Light, sweet crude for May delivery recently traded 66 cents, or 0.8%, lower at $86.18 a barrel on the New York Mercantile Exchange. Brent crude on the ICE futures exchange traded 37 cents, or 0.4%, lower at $85.78 a barrel.
Oil prices fell as the dollar strengthened against the euro, making crude futures more expensive to purchase using the European currency. The dollar had backed off of recent highs against the euro recently, but has now strengthened on four consecutive trading days.
"Crude's gone straight up even with the strength in the dollar ... but because the dollar is showing some trending signs, crude is starting to stall a little bit here," said Tom Bentz, a broker and analyst with BNP Paribas Commodity Futures Inc.
The oil market may also need to see the Dow Jones Industrial Average cross 11000 before moving higher, analysts said, as the index has spent the last two days just below that level.

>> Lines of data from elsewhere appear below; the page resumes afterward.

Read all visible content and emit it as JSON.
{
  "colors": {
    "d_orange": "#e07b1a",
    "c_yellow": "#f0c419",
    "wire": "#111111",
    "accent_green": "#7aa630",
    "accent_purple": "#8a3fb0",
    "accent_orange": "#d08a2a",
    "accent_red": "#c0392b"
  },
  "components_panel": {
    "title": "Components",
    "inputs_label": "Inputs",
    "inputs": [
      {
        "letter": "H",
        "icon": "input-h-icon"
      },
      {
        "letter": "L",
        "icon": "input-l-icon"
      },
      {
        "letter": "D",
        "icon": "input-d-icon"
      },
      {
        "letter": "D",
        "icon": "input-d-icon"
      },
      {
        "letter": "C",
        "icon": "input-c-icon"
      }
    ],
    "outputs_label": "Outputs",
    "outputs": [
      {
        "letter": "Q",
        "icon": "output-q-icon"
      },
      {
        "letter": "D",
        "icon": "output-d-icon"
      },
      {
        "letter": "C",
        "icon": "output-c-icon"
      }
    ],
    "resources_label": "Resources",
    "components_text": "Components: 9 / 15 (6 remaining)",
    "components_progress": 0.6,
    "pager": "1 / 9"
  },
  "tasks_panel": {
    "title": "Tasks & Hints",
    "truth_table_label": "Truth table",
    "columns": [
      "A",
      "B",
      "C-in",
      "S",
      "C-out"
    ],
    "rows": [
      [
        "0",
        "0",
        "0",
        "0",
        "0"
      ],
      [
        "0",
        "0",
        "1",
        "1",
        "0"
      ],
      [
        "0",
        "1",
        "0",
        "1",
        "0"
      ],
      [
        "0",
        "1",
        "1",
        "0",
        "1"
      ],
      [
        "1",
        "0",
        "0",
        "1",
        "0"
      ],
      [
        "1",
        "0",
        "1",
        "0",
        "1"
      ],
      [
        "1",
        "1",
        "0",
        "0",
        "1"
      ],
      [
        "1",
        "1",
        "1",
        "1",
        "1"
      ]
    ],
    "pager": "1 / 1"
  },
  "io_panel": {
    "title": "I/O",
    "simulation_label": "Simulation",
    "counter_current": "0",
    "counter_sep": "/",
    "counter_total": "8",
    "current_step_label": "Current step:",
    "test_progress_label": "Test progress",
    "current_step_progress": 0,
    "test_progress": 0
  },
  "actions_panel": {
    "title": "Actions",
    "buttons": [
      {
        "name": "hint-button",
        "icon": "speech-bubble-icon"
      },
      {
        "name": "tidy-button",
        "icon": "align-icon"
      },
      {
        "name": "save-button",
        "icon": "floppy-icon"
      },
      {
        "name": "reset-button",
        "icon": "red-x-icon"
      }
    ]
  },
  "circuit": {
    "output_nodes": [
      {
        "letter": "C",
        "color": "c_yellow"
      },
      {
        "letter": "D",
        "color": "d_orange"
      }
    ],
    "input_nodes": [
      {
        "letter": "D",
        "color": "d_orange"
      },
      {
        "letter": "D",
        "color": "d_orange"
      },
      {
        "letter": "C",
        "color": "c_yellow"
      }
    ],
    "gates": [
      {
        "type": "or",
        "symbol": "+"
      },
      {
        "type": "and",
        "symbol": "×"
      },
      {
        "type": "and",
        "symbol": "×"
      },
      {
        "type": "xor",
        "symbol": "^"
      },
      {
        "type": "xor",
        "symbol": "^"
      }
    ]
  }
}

That milestone for the index would signal that investors remain confident in the economic recovery, and would give traders who have embraced more-robust oil demand outlooks the upper hand in the market.
Crude futures are also unlikely to probe new highs before the release of weekly oil and fuel inventory data by the U.S. Energy Information Administration at 10:30 a.m. EDT.
Stockpiles have risen in recent reports, and analysts are expecting the EIA to say that oil inventories rose by 1.3 million barrels, according to a Dow Jones survey. Gasoline stocks are seen falling one million barrels, while distillate inventories, including heating oil and diesel, are expected to decline by 1.3 million barrels. Refinery utilization is expected to rise 0.2 percentage point to 82.8% of capacity.
On Tuesday, the American Petroleum Institute, an industry group, reported a 1.1-million-barrel increase in oil inventories, a three-million-barrel drop in gasoline stocks and a 700,000-barrel addition to distillate inventories. Refinery runs were estimated to be 84.7% of capacity.
But the market is likely to remain focused on future oil demand via the strength of the economy, wrote analysts with Tudor, Pickering, Holt & Co. in Houston. Oil prices have risen sharply in the last couple weeks even as oil inventories have swelled and gasoline stocks hit a 17-year high for late March.
"Even with crude oil and key products at/near prior seasonal max, stock/commodity markets (are) not paying much attention to inventory issues," the analysts wrote.
Front-month May reformulated gasoline blendstock, or RBOB, recently traded 0.99 cent, or 0.4%, lower at $2.3384 a gallon. May heating oil traded 1.53 cents, or 0.7%, lower at $2.2530 a gallon.